Theme: Christ, the Light that Shines in the Darkness
In the first reading (Isaiah 8:23-9:3), the Prophet Isaiah describes the new era of liberty and joy which the future Messiah will usher in. This prophecy was given in the 8th century B.C when Galilee was populated by the Assyrians who settled there after the fall of the northern kingdom (Israel) in 722 B.C. These Assyrians who were pagans dominated the land such that it was difficult for the remnants to practice true religion. Isaiah’s prophecy was to reawaken their hope in the Messiah whose arrival would drive away the darkness of paganism and slavery and would bring in the true light of authentic religion and freedom. We see the fulfillment of this prophecy in the Gospel reading (Matthew 4:12-23) when Christ withdrew into Nazareth in the territory of Zebulun and Naphtali to preach. In Galilee, Christ began his public ministry with a call to repentance, telling them to “repent for the kingdom of heaven is at hand”. The people who once lived in the darkness of paganism and sin began to experience the wonderful light of God’s presence.
The expression “the Kingdom of heaven” is usually used to refer to the Kingdom of God. The Jews at that time were reluctant to call the name of God directly. Instead, they used other names related to God. That was why Mathew who wrote primarily for a Christian community of Jewish origin always spoke of God in indirect ways. By announcing the nearness of the Kingdom of God, Jesus was not inviting them to look forward to a spiritual kingdom which would come as a reward for the just. Instead, he was announcing to them, that the reign of God has come. God has decided to visit His people, to collaborate with them and to intervene in their predicaments. To make this collaboration possible, Christ called two brothers (Peter and Andrew) who were casting their net into the sea to be his apostles. He said to them, “Follow me and I will make you fishers of men”. He also met James and John mending their nets and he also called them.
In their individual responses, these disciples abandoned everything to follow Christ.
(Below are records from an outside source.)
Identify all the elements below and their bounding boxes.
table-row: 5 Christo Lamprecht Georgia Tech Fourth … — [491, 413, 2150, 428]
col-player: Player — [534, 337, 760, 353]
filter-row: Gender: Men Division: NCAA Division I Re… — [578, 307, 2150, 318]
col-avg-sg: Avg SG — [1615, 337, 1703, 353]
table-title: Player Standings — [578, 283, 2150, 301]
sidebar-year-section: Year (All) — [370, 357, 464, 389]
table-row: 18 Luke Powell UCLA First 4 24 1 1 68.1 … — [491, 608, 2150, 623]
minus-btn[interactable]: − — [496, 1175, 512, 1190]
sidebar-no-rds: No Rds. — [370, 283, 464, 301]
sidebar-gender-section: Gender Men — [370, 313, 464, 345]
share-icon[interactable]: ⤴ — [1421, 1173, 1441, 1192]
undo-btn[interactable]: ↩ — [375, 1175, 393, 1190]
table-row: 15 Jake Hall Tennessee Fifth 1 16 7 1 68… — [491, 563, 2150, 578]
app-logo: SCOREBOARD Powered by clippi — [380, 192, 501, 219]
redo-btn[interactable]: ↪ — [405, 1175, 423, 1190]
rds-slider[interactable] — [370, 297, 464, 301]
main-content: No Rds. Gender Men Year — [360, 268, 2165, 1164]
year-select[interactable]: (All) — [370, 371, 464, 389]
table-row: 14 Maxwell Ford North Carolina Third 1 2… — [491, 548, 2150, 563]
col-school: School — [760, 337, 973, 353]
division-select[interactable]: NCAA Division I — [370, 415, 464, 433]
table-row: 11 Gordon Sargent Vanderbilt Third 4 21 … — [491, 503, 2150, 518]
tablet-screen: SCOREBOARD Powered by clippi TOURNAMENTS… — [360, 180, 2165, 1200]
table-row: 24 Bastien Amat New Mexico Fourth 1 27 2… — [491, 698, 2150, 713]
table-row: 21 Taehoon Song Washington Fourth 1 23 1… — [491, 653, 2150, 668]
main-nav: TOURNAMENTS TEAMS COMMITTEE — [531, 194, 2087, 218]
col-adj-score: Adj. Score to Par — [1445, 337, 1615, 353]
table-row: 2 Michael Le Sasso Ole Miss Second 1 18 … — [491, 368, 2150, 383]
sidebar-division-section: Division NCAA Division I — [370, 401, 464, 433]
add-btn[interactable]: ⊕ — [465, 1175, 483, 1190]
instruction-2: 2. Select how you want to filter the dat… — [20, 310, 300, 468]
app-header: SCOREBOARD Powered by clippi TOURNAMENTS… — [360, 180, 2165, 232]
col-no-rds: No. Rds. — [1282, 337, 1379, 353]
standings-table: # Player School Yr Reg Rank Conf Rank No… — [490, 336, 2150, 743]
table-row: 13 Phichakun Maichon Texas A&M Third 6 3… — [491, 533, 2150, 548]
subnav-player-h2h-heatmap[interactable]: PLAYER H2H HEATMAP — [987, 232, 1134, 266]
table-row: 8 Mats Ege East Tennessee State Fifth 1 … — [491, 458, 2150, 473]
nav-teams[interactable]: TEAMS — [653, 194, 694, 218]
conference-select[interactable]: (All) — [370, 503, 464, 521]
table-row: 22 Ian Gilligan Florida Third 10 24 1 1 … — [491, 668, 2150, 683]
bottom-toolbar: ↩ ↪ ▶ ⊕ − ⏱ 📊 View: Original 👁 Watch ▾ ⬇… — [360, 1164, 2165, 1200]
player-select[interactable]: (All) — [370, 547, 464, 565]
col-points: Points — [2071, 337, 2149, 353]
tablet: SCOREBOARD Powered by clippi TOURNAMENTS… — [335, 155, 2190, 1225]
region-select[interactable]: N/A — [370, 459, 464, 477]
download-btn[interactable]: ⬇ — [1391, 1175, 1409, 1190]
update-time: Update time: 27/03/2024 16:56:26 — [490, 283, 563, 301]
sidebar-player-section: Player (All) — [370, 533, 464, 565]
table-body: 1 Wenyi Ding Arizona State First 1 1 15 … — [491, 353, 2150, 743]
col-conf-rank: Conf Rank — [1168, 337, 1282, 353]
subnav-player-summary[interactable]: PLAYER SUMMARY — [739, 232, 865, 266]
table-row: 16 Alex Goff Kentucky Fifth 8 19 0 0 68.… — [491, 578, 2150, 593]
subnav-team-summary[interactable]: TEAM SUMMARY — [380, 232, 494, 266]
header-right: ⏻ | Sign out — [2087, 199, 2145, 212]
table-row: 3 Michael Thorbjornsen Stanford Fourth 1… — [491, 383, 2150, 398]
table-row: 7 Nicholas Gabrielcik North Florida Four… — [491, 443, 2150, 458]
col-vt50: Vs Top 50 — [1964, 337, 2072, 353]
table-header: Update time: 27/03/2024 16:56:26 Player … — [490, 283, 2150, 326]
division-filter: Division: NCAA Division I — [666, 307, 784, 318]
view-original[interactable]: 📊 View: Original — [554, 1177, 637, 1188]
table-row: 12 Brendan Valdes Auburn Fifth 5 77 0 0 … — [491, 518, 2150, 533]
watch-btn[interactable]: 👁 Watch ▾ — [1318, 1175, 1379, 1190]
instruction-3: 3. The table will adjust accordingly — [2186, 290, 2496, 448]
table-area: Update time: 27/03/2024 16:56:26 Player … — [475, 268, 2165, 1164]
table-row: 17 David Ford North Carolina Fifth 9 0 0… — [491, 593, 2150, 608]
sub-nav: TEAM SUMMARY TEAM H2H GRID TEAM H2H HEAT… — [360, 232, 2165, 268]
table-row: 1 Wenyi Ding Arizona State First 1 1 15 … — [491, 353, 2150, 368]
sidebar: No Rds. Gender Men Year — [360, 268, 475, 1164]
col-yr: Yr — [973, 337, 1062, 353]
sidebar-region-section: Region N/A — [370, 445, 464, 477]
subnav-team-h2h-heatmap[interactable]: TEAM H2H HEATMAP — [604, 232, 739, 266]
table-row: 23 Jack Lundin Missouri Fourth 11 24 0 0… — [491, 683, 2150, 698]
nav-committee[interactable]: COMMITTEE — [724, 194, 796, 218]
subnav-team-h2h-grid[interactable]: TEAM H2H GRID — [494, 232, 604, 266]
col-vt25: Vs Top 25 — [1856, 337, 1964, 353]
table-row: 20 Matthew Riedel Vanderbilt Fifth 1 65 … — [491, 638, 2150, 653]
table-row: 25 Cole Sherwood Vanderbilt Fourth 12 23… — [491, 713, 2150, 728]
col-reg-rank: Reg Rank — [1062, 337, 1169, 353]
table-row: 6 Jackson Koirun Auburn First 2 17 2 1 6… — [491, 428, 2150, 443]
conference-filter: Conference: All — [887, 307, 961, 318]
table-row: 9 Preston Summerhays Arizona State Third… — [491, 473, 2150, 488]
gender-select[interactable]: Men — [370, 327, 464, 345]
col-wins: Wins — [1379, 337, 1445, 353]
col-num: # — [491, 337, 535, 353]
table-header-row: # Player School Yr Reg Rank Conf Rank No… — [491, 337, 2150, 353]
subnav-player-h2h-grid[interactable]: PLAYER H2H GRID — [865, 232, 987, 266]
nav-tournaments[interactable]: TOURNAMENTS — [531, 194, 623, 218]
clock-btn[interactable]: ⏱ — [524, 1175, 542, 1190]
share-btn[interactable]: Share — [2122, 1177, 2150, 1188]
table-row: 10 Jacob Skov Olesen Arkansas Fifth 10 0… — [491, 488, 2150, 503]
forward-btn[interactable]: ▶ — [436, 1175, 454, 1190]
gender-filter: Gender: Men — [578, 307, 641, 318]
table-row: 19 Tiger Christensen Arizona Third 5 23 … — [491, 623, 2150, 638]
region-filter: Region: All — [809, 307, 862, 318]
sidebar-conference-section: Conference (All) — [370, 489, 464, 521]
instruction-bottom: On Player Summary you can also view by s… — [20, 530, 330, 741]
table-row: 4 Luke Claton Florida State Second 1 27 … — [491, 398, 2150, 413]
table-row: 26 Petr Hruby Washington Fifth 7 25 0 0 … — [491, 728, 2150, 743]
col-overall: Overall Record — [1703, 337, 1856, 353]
With Christ, they were transfigured from fisher men into fishers of men. With them, Christ made the Kingdom of God visible on earth as a structure. Thus, these disciples and their legitimate successors became the builders of this visible structure which is the Church with Christ as its cornerstone. The apostle Paul contributed towards the building of this structure in Corinth but unfortunately, the Corinthians became more interested in the labourers than in the owner of the structure. That was why in the second reading (1 Cor. 1:10-13; 17) he discouraged every form of dissension among them arising from who baptized who. What was important was not who baptized them but in whose name were they baptized.
Beloved friends, there are three lessons we can learn from these readings. First, Christ is the light that illumines our path. For us to find our way in this dark and slippery world, we must journey with Christ and this would entail a radical conversion from our evil ways. When Christ steps in, there must be a difference in our lives. Secondly, Christ is inviting us to assist in building his Kingdom on earth. We should respond to this invitation by using our skills and services for the growth of the Church. The first disciples used their skills in fishing to become fishers of men. Thirdly, the Church being a community of persons united in Christ, should not be divided on account of anything, be it spiritual or temporal. As we work and pray for the unity of all Christians, let us shun all words and actions that would bring dissension among believers. Always bear in mind the unity of all Christians which Christ prayed for. Happy Sunday. God loves you.